News

Grand Opening of Sip & Chill Welcomes Fair Trade and Community Business

by Alexa Schmidt & Colleen MacNamara, A&E Editor & Staff Writer

The opening of Sip & Chill, a new cafe on campus, offered free food samples, raffles and the opportunity to meet the new staff on Thursday, Oct. 1. The cafe is located in what was previously known as the Red Mango space in Thomas Hall. 

Randall Tomblin, the retail food services manager of the food services on the second floor of Thomas and in Kelly Commons, was excited to share the new concept. 

“The goal of the grand opening was just to introduce Manhattan Sip & Chill as a brand to Manhattan College,” Tomblin said.

 “The whole inspiration behind it was to break the ice between ourselves and the community and to introduce the fair trade efforts that were put forth and the city style coffee shop,” Tomblin said.

The Grand Opening of Sip & Chill on Oct. 1, which is located next to Cafe 1853 on the second floor of Thomas Hall. ALEXA SCHMIDT / THE QUADRANGLE

Manhattan Sip & Chill is its own location located right next to Cafe 1853, which will still be in operation. As of now, it will still be a grab-and-go concept. 

Jerez Giles, the marketing coordinator for the dining services team, welcomed students as they walked into the new space.

“We try to provide products all students will like, we wanted to keep the old Red Mango skeleton but introduce a new coffee at the same time” Giles said.

In addition to keeping the same food students have previously expressed interest in, two new products were introduced, including Fair Trade coffee and items from a local business.
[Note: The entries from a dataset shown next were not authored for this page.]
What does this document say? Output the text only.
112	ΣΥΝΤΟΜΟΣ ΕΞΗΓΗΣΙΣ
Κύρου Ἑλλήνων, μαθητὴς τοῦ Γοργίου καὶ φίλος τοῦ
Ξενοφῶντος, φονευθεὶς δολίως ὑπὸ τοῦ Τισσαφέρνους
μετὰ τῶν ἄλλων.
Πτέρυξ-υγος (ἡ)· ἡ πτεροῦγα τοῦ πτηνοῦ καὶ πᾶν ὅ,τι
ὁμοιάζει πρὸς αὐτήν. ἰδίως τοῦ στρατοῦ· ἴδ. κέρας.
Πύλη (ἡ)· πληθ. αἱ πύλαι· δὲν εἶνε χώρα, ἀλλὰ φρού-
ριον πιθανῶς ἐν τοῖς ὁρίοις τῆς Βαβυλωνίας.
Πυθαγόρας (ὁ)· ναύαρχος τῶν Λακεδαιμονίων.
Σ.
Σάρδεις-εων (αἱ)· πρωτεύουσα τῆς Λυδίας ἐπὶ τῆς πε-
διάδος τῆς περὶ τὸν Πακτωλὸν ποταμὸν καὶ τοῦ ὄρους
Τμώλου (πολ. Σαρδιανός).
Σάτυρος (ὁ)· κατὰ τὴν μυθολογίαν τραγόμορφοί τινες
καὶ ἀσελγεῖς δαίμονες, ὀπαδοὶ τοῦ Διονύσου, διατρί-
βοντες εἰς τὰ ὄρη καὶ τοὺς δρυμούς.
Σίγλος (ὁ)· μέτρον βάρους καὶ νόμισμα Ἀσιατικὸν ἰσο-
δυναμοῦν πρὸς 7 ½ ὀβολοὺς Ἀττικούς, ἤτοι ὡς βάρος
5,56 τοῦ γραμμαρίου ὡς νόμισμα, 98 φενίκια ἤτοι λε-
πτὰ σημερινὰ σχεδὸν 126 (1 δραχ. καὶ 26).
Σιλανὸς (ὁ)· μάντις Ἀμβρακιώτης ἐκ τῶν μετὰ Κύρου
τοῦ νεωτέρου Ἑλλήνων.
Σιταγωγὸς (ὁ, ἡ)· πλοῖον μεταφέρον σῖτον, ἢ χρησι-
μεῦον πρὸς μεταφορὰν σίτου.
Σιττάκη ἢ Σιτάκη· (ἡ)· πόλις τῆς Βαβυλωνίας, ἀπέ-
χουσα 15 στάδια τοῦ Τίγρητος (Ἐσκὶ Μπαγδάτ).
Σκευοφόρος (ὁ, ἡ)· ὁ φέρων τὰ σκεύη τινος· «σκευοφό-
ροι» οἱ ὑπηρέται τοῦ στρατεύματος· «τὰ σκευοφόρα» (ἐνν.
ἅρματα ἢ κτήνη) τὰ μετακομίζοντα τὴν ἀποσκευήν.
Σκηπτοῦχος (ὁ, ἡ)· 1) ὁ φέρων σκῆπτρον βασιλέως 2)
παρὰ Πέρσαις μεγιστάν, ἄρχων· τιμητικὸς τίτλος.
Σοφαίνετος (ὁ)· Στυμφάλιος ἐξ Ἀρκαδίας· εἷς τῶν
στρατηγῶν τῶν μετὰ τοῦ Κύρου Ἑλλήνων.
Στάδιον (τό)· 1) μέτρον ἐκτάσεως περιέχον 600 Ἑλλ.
“We wanted to provide students with popular acaí bowl and smoothie options, and brought in a bakery from the community, Dutch Baby Bakery,” Tomblin said.

Manhattan College is recognized as an official Fair Trade College, one of the first in New York City and fifth in the nation. 

“We also wanted to partner with Counter Culture Coffee, in which they are above the line of fair trade paying over $3 per pound for their coffee,” Tomblin said. “They also have a transparency policy amongst consumers and workers, which allows the growers to see what their coffee is being charged for, and allows consumers to see what they’re paying the growers. We chose to partner with Duthch Baby Bakery and Counter Culture Coffee because we felt that both those companies embodied good principles and took on initiatives we wanted to take on as a company as well.” 

“This is a very proud moment for us introducing a new type of coffee that has a heavy fair trade and transparency footprint,” Giles added.

Karah Rempe, owner of Dutch Baby Bakery, and her husband and business partner, Hugo Pinto, appreciate their chance to share their creations with the Manhattan campus. As a small business, Rempe started making cakes in her apartment on the weekends back in 2013. 

“I had two small little kids and it was my way to get started and we gradually grew until we became part of an incubator program for small businesses,” Rempe said. “And then a few years ago, we opened into our own space and have continued to grow exponentially.”

Dutch Baby Bakery now supplies about eight to ten restaurants and cafe shops daily —mostly from Harlem northward—with Manhattan College now included. 

“We feel really happy and proud to be a partner and be here on campus,” Rempe said. “It’s a really great opportunity for us as a small family owned business.”

Tomblin wanted to create something  unique on campus that wasn’t necessarily a name-brand coffee company and that’s why Rempe bakery was a perfect fit.

“Everything from Dutch Baby Bakery is phenomenal, she really puts her heart into what she does and has a great product,” he said.

Karah Rempe grew up around baking; her grandmother worked at a Dutch bakery where Rempe used to visit and learn the trade. 

“Baking is all about family,” Rempe said. “We’re called Dutch Baby Bakery because I’m Dutch. I learned baking from my Dutch grandmother who worked at a Dutch bakery and all of her friends used to speak Dutch in the bakery. As a kid, it just seemed like a magical place to me where you could get a cream puff and just sit and listen and let people be really nice to you.” 

“To me, baking has always been a way to take care of people and express that kind of love and gratitude,” Rempe said. “So our sort of mantra at the bakery is that everything we make is something we’d be proud to serve for our family. Everything we make is just incredibly fresh and best the day of, we don’t use preservatives so it’s meant to be enjoyed right at that moment. I love making seasonal products with really fresh ingredients and that’s part of why our menu does change.” 

The space of Sip&Chill is intended to encourage students to hangout, study and enjoy their favorite treats on campus. 

“We’re not just a random company coming in with a different situation, we are a part of the community. It is very important to us that the students know we are here for them, to serve them and make this experience as comfortable as possible,” Giles said.